Risk Assessment
Last updated:The Management of Health and Safety Regulations 1999 require employers to assess the risks of injury and ill health to employees and to other persons who they do not employ but who may be affected by their work activities.
Risk assessment involves:
- Deciding what are the significant risks.
- Deciding who might be harmed, and how.
- Evaluating the risks and deciding whether existing precautions are adequate or whether more should be done.
- Recording the significant findings of the assessment and drawing them to the attention of the appropriate people.
- Reviewing the assessment from time to time and revising it if necessary.

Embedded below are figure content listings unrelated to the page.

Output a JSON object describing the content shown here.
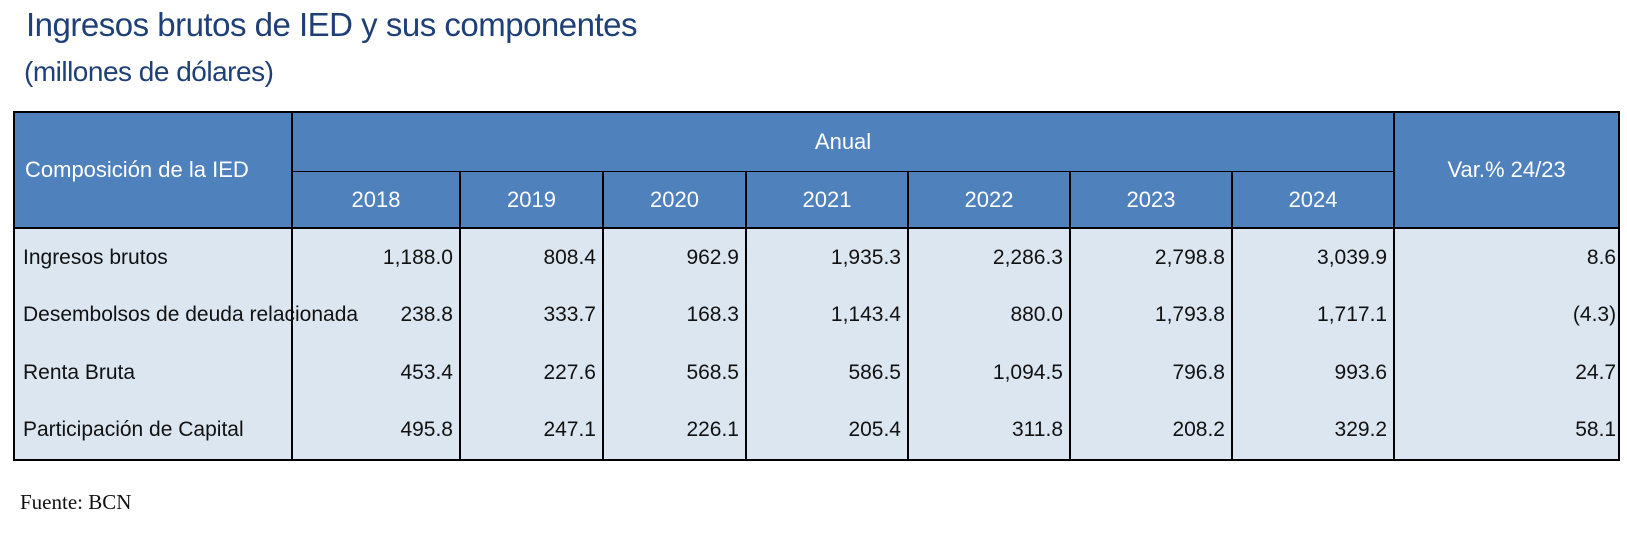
{
  "title": "Ingresos brutos de IED y sus componentes",
  "subtitle": "(millones de dólares)",
  "source": "Fuente: BCN",
  "chart_data": {
    "type": "table",
    "header": {
      "row_label": "Composición de la IED",
      "group_label": "Anual",
      "var_label": "Var.% 24/23",
      "years": [
        "2018",
        "2019",
        "2020",
        "2021",
        "2022",
        "2023",
        "2024"
      ]
    },
    "rows": [
      {
        "label": "Ingresos brutos",
        "values": [
          "1,188.0",
          "808.4",
          "962.9",
          "1,935.3",
          "2,286.3",
          "2,798.8",
          "3,039.9"
        ],
        "var": "8.6"
      },
      {
        "label": "Desembolsos de deuda relacionada",
        "values": [
          "238.8",
          "333.7",
          "168.3",
          "1,143.4",
          "880.0",
          "1,793.8",
          "1,717.1"
        ],
        "var": "(4.3)"
      },
      {
        "label": "Renta Bruta",
        "values": [
          "453.4",
          "227.6",
          "568.5",
          "586.5",
          "1,094.5",
          "796.8",
          "993.6"
        ],
        "var": "24.7"
      },
      {
        "label": "Participación de Capital",
        "values": [
          "495.8",
          "247.1",
          "226.1",
          "205.4",
          "311.8",
          "208.2",
          "329.2"
        ],
        "var": "58.1"
      }
    ]
  },
  "colors": {
    "header_bg": "#4f81bd",
    "body_bg": "#dce6f1",
    "title": "#1f3f77"
  }
}
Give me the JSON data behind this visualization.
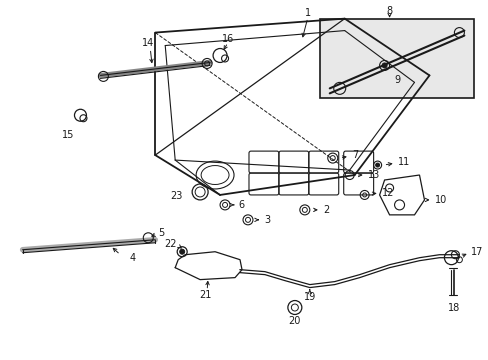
{
  "bg_color": "#ffffff",
  "line_color": "#1a1a1a",
  "fig_width": 4.89,
  "fig_height": 3.6,
  "dpi": 100,
  "inset_bg": "#e8e8e8"
}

Risk assessments influence the development of health and safety policies and the organisational arrangements for carrying them out. They also help identify health and safety priorities.

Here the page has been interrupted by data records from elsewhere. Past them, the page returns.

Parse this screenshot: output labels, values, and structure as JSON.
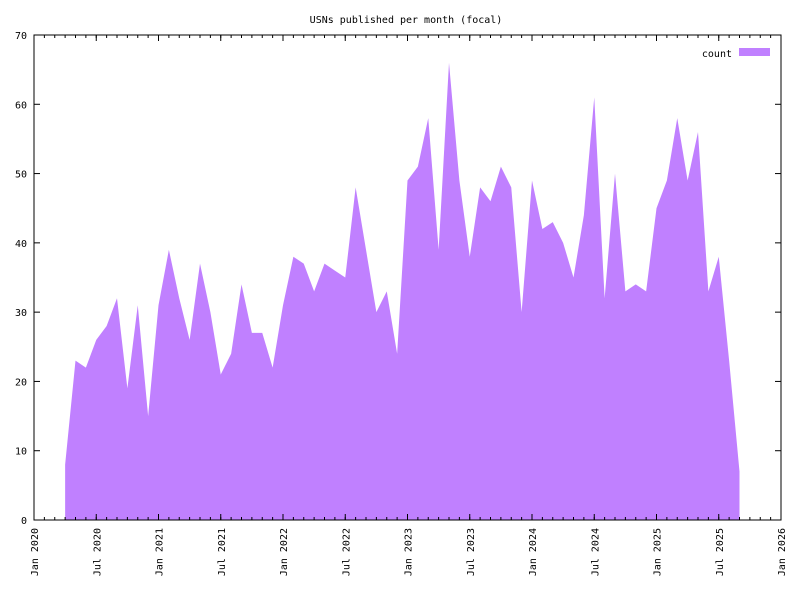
{
  "chart_data": {
    "type": "area",
    "title": "USNs published per month (focal)",
    "xlabel": "",
    "ylabel": "",
    "grid": false,
    "legend_position": "top-right",
    "series": [
      {
        "name": "count",
        "color": "#c080ff",
        "points": [
          [
            "2020-04",
            8
          ],
          [
            "2020-05",
            23
          ],
          [
            "2020-06",
            22
          ],
          [
            "2020-07",
            26
          ],
          [
            "2020-08",
            28
          ],
          [
            "2020-09",
            32
          ],
          [
            "2020-10",
            19
          ],
          [
            "2020-11",
            31
          ],
          [
            "2020-12",
            15
          ],
          [
            "2021-01",
            31
          ],
          [
            "2021-02",
            39
          ],
          [
            "2021-03",
            32
          ],
          [
            "2021-04",
            26
          ],
          [
            "2021-05",
            37
          ],
          [
            "2021-06",
            30
          ],
          [
            "2021-07",
            21
          ],
          [
            "2021-08",
            24
          ],
          [
            "2021-09",
            34
          ],
          [
            "2021-10",
            27
          ],
          [
            "2021-11",
            27
          ],
          [
            "2021-12",
            22
          ],
          [
            "2022-01",
            31
          ],
          [
            "2022-02",
            38
          ],
          [
            "2022-03",
            37
          ],
          [
            "2022-04",
            33
          ],
          [
            "2022-05",
            37
          ],
          [
            "2022-06",
            36
          ],
          [
            "2022-07",
            35
          ],
          [
            "2022-08",
            48
          ],
          [
            "2022-09",
            39
          ],
          [
            "2022-10",
            30
          ],
          [
            "2022-11",
            33
          ],
          [
            "2022-12",
            24
          ],
          [
            "2023-01",
            49
          ],
          [
            "2023-02",
            51
          ],
          [
            "2023-03",
            58
          ],
          [
            "2023-04",
            39
          ],
          [
            "2023-05",
            66
          ],
          [
            "2023-06",
            49
          ],
          [
            "2023-07",
            38
          ],
          [
            "2023-08",
            48
          ],
          [
            "2023-09",
            46
          ],
          [
            "2023-10",
            51
          ],
          [
            "2023-11",
            48
          ],
          [
            "2023-12",
            30
          ],
          [
            "2024-01",
            49
          ],
          [
            "2024-02",
            42
          ],
          [
            "2024-03",
            43
          ],
          [
            "2024-04",
            40
          ],
          [
            "2024-05",
            35
          ],
          [
            "2024-06",
            44
          ],
          [
            "2024-07",
            61
          ],
          [
            "2024-08",
            32
          ],
          [
            "2024-09",
            50
          ],
          [
            "2024-10",
            33
          ],
          [
            "2024-11",
            34
          ],
          [
            "2024-12",
            33
          ],
          [
            "2025-01",
            45
          ],
          [
            "2025-02",
            49
          ],
          [
            "2025-03",
            58
          ],
          [
            "2025-04",
            49
          ],
          [
            "2025-05",
            56
          ],
          [
            "2025-06",
            33
          ],
          [
            "2025-07",
            38
          ],
          [
            "2025-08",
            23
          ],
          [
            "2025-09",
            7
          ]
        ]
      }
    ],
    "x_range": [
      "2020-01",
      "2026-01"
    ],
    "y_range": [
      0,
      70
    ],
    "y_ticks": [
      0,
      10,
      20,
      30,
      40,
      50,
      60,
      70
    ],
    "x_ticks": [
      {
        "date": "2020-01",
        "label": "Jan 2020"
      },
      {
        "date": "2020-07",
        "label": "Jul 2020"
      },
      {
        "date": "2021-01",
        "label": "Jan 2021"
      },
      {
        "date": "2021-07",
        "label": "Jul 2021"
      },
      {
        "date": "2022-01",
        "label": "Jan 2022"
      },
      {
        "date": "2022-07",
        "label": "Jul 2022"
      },
      {
        "date": "2023-01",
        "label": "Jan 2023"
      },
      {
        "date": "2023-07",
        "label": "Jul 2023"
      },
      {
        "date": "2024-01",
        "label": "Jan 2024"
      },
      {
        "date": "2024-07",
        "label": "Jul 2024"
      },
      {
        "date": "2025-01",
        "label": "Jan 2025"
      },
      {
        "date": "2025-07",
        "label": "Jul 2025"
      },
      {
        "date": "2026-01",
        "label": "Jan 2026"
      }
    ]
  }
}
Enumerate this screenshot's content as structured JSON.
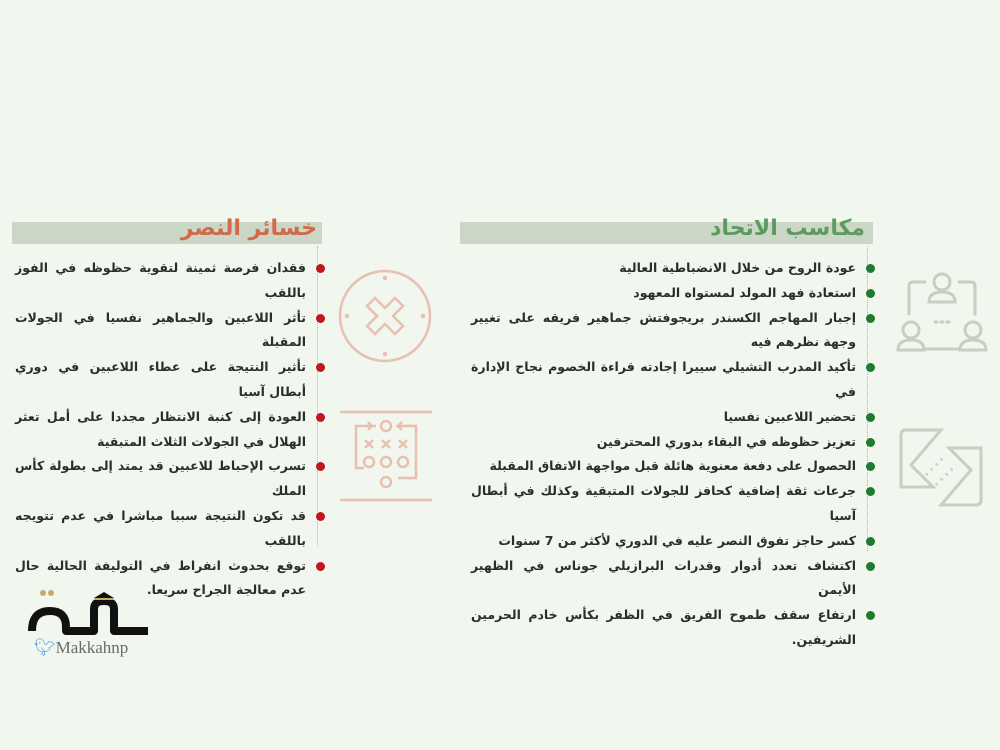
{
  "colors": {
    "gains_accent": "#5e9a5e",
    "losses_accent": "#d26a4a",
    "gains_bullet": "#1e7a2e",
    "losses_bullet": "#c0161e",
    "header_bar": "#cbd7c6",
    "background": "#f1f6ee"
  },
  "gains": {
    "title": "مكاسب الاتحاد",
    "items": [
      "عودة الروح من خلال الانضباطية العالية",
      "استعادة فهد المولد لمستواه المعهود",
      "إجبار المهاجم الكسندر بريجوفتش جماهير فريقه على تغيير وجهة نظرهم فيه",
      "تأكيد المدرب التشيلي سييرا إجادته قراءة الخصوم نجاح الإدارة في",
      "تحضير اللاعبين نفسيا",
      "تعزيز حظوظه في البقاء بدوري المحترفين",
      "الحصول على دفعة معنوية هائلة قبل مواجهة الاتفاق المقبلة",
      "جرعات ثقة إضافية كحافز للجولات المتبقية وكذلك في أبطال آسيا",
      "كسر حاجز تفوق النصر عليه في الدوري لأكثر من 7 سنوات",
      "اكتشاف تعدد أدوار وقدرات البرازيلي جوناس في الظهير الأيمن",
      "ارتفاع سقف طموح الفريق في الظفر بكأس خادم الحرمين الشريفين."
    ]
  },
  "losses": {
    "title": "خسائر النصر",
    "items": [
      "فقدان فرصة ثمينة لتقوية حظوظه في الفوز باللقب",
      "تأثر اللاعبين والجماهير نفسيا في الجولات المقبلة",
      "تأثير النتيجة على عطاء اللاعبين في دوري أبطال آسيا",
      "العودة إلى كنبة الانتظار مجددا على أمل تعثر الهلال في الجولات الثلاث المتبقية",
      "تسرب الإحباط للاعبين قد يمتد إلى بطولة كأس الملك",
      "قد تكون النتيجة سببا مباشرا في عدم تتويجه باللقب",
      "توقع بحدوث انفراط في التوليفة الحالية حال عدم معالجة الجراح سريعا."
    ]
  },
  "logo": {
    "text": "مكة",
    "handle": "Makkahnp",
    "icon": "twitter-bird-icon"
  }
}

HSE Managing risks and risk assessment at work provides further information on a practical approach to risk assessment.
Headteachers need to manage health and safety in the same way that they manage other issues. It should be an integral part of the management process.

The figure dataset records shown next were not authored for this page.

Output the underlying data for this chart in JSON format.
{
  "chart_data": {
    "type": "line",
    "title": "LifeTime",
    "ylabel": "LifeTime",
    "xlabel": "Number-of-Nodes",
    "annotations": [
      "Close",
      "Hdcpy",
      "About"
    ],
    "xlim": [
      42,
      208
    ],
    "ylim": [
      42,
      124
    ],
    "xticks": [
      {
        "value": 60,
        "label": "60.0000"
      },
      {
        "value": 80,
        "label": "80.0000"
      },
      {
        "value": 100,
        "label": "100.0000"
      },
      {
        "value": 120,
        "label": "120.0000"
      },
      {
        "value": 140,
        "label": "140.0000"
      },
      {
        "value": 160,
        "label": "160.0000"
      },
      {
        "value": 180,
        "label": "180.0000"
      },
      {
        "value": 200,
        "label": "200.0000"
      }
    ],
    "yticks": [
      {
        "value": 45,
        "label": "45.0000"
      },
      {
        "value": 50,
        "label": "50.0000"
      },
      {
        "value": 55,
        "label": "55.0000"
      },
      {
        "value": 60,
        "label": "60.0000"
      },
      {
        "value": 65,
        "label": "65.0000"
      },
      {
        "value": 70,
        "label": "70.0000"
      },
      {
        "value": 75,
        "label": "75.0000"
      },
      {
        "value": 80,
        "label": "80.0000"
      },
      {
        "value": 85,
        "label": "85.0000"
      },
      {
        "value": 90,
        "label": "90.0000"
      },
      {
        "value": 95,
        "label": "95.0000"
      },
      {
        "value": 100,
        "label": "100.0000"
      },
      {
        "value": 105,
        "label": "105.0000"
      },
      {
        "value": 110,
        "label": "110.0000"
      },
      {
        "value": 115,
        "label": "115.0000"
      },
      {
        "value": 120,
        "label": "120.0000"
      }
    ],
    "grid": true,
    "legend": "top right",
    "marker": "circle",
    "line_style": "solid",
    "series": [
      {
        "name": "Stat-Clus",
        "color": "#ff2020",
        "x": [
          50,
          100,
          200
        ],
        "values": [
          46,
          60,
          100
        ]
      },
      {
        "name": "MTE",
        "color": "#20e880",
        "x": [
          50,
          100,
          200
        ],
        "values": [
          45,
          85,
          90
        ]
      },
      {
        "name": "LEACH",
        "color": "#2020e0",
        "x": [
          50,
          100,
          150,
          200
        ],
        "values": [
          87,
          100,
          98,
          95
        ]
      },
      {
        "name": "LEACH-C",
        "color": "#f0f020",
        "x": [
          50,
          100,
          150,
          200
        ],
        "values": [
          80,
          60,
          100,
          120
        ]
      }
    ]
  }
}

They must implement the health and safety policies agreed and monitored by the employer. Health and safety documentation provided by the Buckinghamshire Council must be read and be implemented in practice in the establishment.
The following should be available in all schools:
- Schools Model Health and Safety Policy
- The Premises Asbestos Log
- The Legionella Report
- Fire Risk Assessment
- Specific Risk Assessments
Staff at all levels in the school must be clear about their health and safety responsibilities and these should be outlined within the schools health and safety policy.